16.4.18

Time to complain about The Transportation Security Administration (TSA)

I know that when I travel, I have to comply with the laws and regulations of the country I visit.

I recently travelled to Miami and I know that The Transportation Security Administration (TSA) has the right to open my luggage and inspect it - the fact that my luggage is inspected leaving the country and not when arriving escapes me, but who am I to question this!. I also purchased TSA approved locks for my luggage so that the nice people of TSA could open them.
When I picked up my suitcases at my home airport, I noticed that one of them had been opened, as the lock had not been closed correctly and later found a TSA notice of baggage inspection inside.
This, I did not think was right.

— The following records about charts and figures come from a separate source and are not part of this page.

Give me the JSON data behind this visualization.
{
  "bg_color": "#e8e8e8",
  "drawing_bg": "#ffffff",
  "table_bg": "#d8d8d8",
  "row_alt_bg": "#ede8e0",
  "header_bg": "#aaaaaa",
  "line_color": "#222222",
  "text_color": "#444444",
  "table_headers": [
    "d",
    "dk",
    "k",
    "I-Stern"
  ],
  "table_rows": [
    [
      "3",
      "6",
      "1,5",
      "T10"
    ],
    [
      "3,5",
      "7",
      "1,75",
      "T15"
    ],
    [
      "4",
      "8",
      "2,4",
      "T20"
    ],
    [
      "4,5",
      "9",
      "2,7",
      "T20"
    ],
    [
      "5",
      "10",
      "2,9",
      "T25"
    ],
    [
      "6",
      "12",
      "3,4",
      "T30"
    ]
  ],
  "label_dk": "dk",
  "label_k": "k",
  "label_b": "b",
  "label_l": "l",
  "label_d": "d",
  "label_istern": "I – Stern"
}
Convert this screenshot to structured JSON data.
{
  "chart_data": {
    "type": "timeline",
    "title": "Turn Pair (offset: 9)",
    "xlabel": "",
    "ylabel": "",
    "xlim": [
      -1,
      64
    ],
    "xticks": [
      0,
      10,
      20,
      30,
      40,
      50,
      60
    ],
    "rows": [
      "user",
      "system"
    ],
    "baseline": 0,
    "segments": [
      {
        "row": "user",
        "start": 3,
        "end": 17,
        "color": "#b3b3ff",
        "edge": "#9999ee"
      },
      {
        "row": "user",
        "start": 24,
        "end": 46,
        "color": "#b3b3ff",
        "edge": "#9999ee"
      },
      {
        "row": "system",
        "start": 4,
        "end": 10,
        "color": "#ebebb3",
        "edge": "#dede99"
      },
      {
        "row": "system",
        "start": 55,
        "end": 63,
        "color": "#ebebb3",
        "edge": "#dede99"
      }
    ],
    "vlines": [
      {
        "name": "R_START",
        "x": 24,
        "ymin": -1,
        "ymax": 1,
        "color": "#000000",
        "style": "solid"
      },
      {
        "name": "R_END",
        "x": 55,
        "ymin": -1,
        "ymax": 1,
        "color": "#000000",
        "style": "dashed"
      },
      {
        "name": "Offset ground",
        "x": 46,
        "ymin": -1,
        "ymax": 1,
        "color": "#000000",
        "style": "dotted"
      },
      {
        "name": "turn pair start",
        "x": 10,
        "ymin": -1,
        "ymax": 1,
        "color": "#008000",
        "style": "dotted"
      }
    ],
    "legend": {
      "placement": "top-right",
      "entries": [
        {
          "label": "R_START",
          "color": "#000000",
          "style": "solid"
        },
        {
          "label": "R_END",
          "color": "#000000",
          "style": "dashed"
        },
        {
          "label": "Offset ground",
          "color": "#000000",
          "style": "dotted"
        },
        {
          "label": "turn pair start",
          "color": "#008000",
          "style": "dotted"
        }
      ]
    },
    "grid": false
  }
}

Admittedly, it possibly does not take much to open a suitcase, but the lock is not only for security but for safety, so that the contents will not scatter all over the luggage belt or worse, lost amid the entrails of an airport.

I, thus, decided to write an email to the nice people of TSA, enclosing a pic of the unlocked lock (not sure whether this is gramatically correct, but I like the sound of it) and pointing out that since I comply with their laws and regulations, the least I would expect in return was for my suitcase to be locked after inspection.

I was, truthfully, just looking for an apology and the usual phrase that "we always endeavour to.....etc, etc". What I received was an email attaching a five page claim form that looks too long and too complicated to read, let alone complete, print and send, especially since I had no intention of making a claim because, as I had mentioned to the nice people of TSA, luckily nothing was missing from my suitcase.

If only the nice people of TSA had read my email!!